Head Const

Dicebot via Digitalmars-d digitalmars-d at puremagic.com
Thu Feb 18 03:20:53 PST 2016


On 02/17/2016 01:53 PM, Andrei Alexandrescu wrote:
> On 02/16/2016 09:44 PM, Walter Bright wrote:
>> On 2/16/2016 5:35 AM, Dicebot wrote:
>>> In my opinion @mutable would be a disaster of much higher destructive
>>> impact than head const. I am very opposed to it no matter how it is
>>> designed. Once you start considering it, you are better at simply
>>> throwing away existing const system and starting it all from scratch
>>> with D3. Logical const is harmful as it doesn't give and serious
>>> guarantees but gives developer a false sense of confidence.
>>
>>
>> I agree with you on that, and I've argued from that position before.
>>
>> Note that head const does not introduce any watering down nor
>> destruction of the const/immutable/sharing type system. The main
>> downside of head const would be language complexity.
> 
> I profoundly oppose such an outlook.

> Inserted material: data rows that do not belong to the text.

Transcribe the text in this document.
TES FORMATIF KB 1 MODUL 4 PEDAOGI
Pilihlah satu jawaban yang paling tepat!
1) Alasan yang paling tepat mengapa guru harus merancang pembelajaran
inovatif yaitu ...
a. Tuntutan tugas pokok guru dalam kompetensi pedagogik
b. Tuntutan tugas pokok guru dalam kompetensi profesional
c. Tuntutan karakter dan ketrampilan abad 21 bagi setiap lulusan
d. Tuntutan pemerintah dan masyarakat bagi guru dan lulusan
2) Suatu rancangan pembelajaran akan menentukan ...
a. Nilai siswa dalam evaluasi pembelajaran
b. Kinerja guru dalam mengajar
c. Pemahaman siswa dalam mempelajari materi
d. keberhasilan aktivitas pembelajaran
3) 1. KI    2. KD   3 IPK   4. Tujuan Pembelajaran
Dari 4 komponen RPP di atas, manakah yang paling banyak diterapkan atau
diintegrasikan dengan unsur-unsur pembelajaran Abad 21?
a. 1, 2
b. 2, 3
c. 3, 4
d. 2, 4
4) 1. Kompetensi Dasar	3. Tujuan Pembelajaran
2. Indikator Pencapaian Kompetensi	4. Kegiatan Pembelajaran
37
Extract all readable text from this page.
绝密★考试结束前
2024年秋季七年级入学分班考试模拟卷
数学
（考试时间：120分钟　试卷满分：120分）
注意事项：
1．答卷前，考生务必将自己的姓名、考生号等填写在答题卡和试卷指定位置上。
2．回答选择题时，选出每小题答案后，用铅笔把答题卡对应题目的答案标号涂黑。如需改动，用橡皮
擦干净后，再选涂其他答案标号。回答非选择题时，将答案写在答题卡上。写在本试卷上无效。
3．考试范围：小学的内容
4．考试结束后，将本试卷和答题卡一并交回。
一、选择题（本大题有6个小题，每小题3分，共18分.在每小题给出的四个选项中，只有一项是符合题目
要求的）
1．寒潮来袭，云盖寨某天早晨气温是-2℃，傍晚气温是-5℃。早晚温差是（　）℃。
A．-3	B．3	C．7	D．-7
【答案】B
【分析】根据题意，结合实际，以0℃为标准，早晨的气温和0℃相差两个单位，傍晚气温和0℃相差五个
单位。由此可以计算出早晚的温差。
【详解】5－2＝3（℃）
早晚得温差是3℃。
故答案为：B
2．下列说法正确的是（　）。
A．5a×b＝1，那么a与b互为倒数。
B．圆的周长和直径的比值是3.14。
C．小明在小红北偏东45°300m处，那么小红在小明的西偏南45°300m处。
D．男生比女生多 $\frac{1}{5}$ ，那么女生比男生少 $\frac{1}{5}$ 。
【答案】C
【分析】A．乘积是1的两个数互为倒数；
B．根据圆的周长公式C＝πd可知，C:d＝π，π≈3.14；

It has a name - prejudice, pure and
> simple. Rejecting possible future ideas "no matter what" even before
> they exist is extremely damaging.
> 
> Consider:
> 
> "I oppose implicit narrowing conversions regardless how they are designed"
> 
> "static if is fundamentally flawed"
> 
> "Variadics cannot be both simple and safe"
> 
> etc.

It isn't that the concept of logical const / @mutable is inherently
flawed and I am rejecting any possibility of designing it decently. It
is the fact that it is quite alien to existing system and adding it will
inevitably be a hack of some sort.

Redesigning the whole thing with logical const in mind could be feasible
but is a bit too late. Retro-fitting into existing system is a different
thing though.

Consider "static if is fundamentally flawed" vs "static if is
fundamentally flawed [when applied to existing idiomatic C++ code]".
Former is opinionated prejudice. Latter can quite easily be true (even
if I personally wouldn't agree with it).